Relance par l’industrie: le gouvernement détaille son programme des sites industriels clés en main

L’idée est de permettre à un industriel cherchant une nouvelle implantation d’obtenir un permis de construire en 3 mois et une autorisation environnementale en 9 mois. 


La ministre chargée de l’Industrie, Agnès Pannier-Runacher, a souligné lundi que le programme des “sites industriels clés en main”, dont une nouvelle liste sera présentée lundi, va permettre de réduire fortement le temps d’obtention des autorisations réglementaires.

“Un site industriel clé en main, c’est un site pour lequel un industriel peut compter sur un permis de construire délivré en 3 mois et une autorisation environnementale délivrée en 9 mois”, a expliqué la ministre sur la radio RFI.

Ce programme permet ainsi “une réduction soit par deux, soit par quatre, du temps normal d’instruction en France de ce type d’autorisation”, a-t-elle fait valoir.

“On aimerait que ce délai devienne la norme”, a ajouté Agnès Pannier-Runacher, tout en observant que certains sites demandent des investigations plus longues sur le plan environnemental.

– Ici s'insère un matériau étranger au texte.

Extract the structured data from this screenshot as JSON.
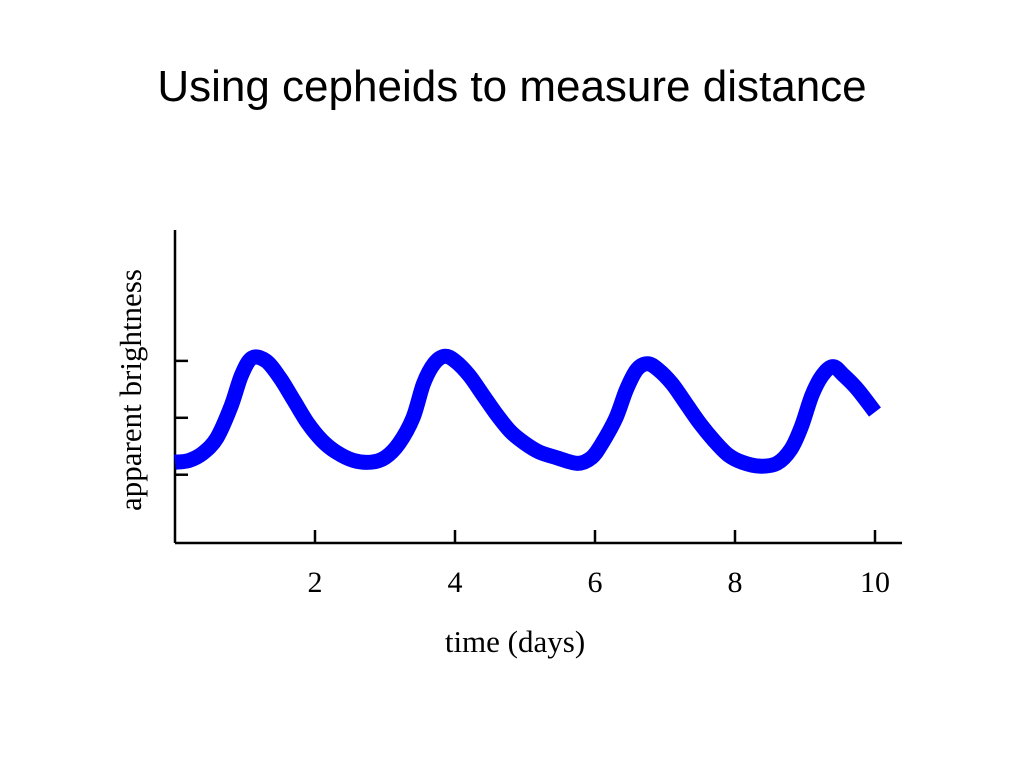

La ministre chargée de l’Industrie doit présenter, avec sa collègue en charge de la Cohésion des territoires Jacqueline Gourault, une carte des sites clés en main, lundi lors d’un déplacement en Saône-et-Loire. Selon le journal Les Echos, 78 terrains “clés en main” seront finalement annoncés.

12 sites éligibles avant une nouvelle liste

Une première liste de douze sites de grande superficie susceptibles d’accueillir des grandes usines avait été publiée en janvier à l’occasion de l’événement Choose France.

Les industriels intéressés par une nouvelle implantation trouveront des sites déjà équipés en électricité, en très haut débit et en infrastructures logistiques, notamment. 

Le programme s’adresse notamment à des industriels “un peu réticents à s’installer en France” à cause de la longueur supposée des procédures administratives, a expliqué la ministre.  “Là, ce sera beaucoup plus court qu’ailleurs”, a-t-elle insisté.

“A nous aussi de prendre nos responsabilités, de gérer notre complexité administrative et nos exigences environnementales (…) et de faire en sorte de simplifier la vie des industriels”, a poursuivi Agnès Pannier-Runacher.